The Kopeikin Gallery 2766 La Cienega Blvd CA. 90034 Los Angeles, CA California North America T: +1 310-385-5894 F: +1 310 385-7964 M: W: www.kopeikingallery.com
June 2 - July 7, 2012 reception and booksigning Friday, June 1st 6:00 - 8:00
Kopeikin Gallery is pleased to announce an exhibition with UK born and New York based artist Phillip Toledano, whose portrait series "A New Kind of Beauty" may be the most memorable exhibition you'll see this year. These images, which many consider disturbing, are of people who've made choices that while creating an abnormal appearance exude a captivating bodily presence. The exhibition opens on Friday, June 1st with a reception and booksigning for the artist from 6:00 - 8:00 and continues through July 7th.
"... looking at these images, we have to question how our aesthetic judgments are compromised by our guardedness or discomfort with these seeming distortions, these new proportions. This is different and unfamiliar territory, and that makes us resistant or, after a couple of deep breaths, tentative. That is what art does sometimes. it is insistent, and it makes us react. It pushes, and we push back." - Bill Hunt writing about Phillip Toledano's "A New Kind of Beauty"
Toledano's staid approach focuses on the physicality of his sitters and doesn't sensationalized them. Placing them in classical poses and chiaroscuro style, they are shown nude or partially clothed, draped in cloth with simple hairstyles and unornamented. The Images alternately resemble the compositions of classical painting and sculpture. Magnificently lit and printed, the large images reveal the impressive detail capture by the photographer. Pores, veins and fine lines all become visible, and the varied texture of the skin becomes a complex element of some of these images. To me, these are the most beautiful. In people who have strayed so far from their natural human forms, it is here that I find the tenderest human element. Like Tolledano's portrait of Allanah, the woman who inspired the project. Her face is striking, strangely distorted and mask-like, a series of beautiful features that in combination seem unsettlingly off. She is a vision of surgical enhancement. Her expressionless face seems oddly inert, yet her eyes draw you in.
"I believe we are at the vanguard of a period of human-induced evolution. A turning point in history where we are beginning to define not only our own concept of beauty, but of physicality itself." - Phillip Toledano
Phillip Toledano was born in London to a French Moroccan mother, and an American father. He believes that photographs should be like unfinished sentences. There should always be space for questions. Phillip's work is socio-political, and varies in medium, from photography, to installation. His work has been exhibited through the Western world and has appeared in Vanity Fair, The New York Times magazine, The New Yorker, Esquire, GQ, Wallpaper, The London Times, The Independent Magazine, Le Monde, and Interview magazine, amongst others.
Find his CV at: http://www.mrtoledano.com/extra/information/cv
Amy Park "California Experimental Architecture"

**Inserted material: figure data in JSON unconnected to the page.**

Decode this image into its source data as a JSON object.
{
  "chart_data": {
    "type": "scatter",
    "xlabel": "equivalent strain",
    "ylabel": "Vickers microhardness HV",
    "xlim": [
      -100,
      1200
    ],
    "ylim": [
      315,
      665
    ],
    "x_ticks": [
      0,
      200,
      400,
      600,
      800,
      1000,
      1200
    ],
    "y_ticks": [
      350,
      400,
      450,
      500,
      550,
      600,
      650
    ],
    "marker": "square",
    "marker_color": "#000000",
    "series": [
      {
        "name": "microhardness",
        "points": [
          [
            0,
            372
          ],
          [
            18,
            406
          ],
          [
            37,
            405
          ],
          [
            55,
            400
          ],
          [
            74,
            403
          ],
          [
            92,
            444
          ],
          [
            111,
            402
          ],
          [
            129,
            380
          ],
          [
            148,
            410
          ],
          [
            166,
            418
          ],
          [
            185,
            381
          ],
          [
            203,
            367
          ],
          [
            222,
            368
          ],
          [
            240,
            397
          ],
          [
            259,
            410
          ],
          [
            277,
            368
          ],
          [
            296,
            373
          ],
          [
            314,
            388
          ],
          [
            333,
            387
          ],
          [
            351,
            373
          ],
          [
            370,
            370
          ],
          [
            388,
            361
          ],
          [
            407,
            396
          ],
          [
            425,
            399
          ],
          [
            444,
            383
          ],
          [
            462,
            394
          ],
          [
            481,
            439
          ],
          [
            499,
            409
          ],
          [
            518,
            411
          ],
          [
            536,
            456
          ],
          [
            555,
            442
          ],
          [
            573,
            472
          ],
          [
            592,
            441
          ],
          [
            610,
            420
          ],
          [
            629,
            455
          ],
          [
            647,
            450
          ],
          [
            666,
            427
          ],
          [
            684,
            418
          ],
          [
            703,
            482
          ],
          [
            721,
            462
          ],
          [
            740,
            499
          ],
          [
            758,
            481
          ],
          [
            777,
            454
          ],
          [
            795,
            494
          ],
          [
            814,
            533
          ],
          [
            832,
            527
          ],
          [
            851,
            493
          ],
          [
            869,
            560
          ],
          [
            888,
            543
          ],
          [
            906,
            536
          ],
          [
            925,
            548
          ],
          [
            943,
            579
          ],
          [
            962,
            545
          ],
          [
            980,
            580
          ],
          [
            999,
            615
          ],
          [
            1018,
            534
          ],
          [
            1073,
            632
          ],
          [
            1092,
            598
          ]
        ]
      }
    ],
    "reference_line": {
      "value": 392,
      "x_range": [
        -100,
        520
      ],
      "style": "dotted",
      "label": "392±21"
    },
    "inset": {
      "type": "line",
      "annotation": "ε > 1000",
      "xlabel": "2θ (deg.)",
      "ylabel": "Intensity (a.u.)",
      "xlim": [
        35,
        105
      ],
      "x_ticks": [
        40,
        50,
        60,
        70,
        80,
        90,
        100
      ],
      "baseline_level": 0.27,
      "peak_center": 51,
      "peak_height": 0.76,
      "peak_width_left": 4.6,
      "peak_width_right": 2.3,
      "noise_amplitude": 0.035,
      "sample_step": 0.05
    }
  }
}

June 2 - July 7, 2012 opening reception Friday, June 1st 6:00 - 8:00
Kopeikin Gallery is pleased to announce an exhibition with New York based artist Amy Park, whose watercolors push the medium beyond it's usual constraints with large scale, hard-edged, geometric compositions. Her new series, titled "California Experimental Architecture," is inspired by the immense collection of photographs Julius Shulman took of the modernist architecture movement that developed in California during the mid 1900s. Park's work is another take on the architecture as well as Shulman's photographs of that architecture. The exhibition opens with a reception with the artist on Friday, June 1st and continues through July 7th. It is free and open to the public.
Park's love of experimental architecture developed from spending years in a cabin that her father designed and built himself. Today, she and her family spend much of their time in a solar and wind powered studio in upstate New York designed and built by her partner, artist Paul Villinski. Park's interest in California architecture began when she was a student learning about Richard Neutra's Kaufmann House in Palm Springs. Shulman was the photographer of the first images she saw, and they were seared into her memory.
Researching architecture in California, Park realized she couldn't photograph the buildings herself so she quickly decided to use Shulman's photographs, now housed at the Getty Research Center. Shulman had enormous talent and the skill and equipment necessary to make these building come alive in his photographs. In many cases he was the first to photograph these important structures.. His photographs were used to sell the experimental buildings and houses to individual people and the public. And his iconic pictures are still telling the story of a complicated and idyllic time culturally and politically today.
Amy Park received her B.F.A. from the University of Wisconsin-Madison in 1999 and her M.F.A. from the University of Wisconsin-Madison in 2003. Amy also studied at the School of the Art Institute of Chicago and Ox-Bow Summer Art School. She was a recipient of a Marie Walsh Sharpe Space Program Award in 2007-2008.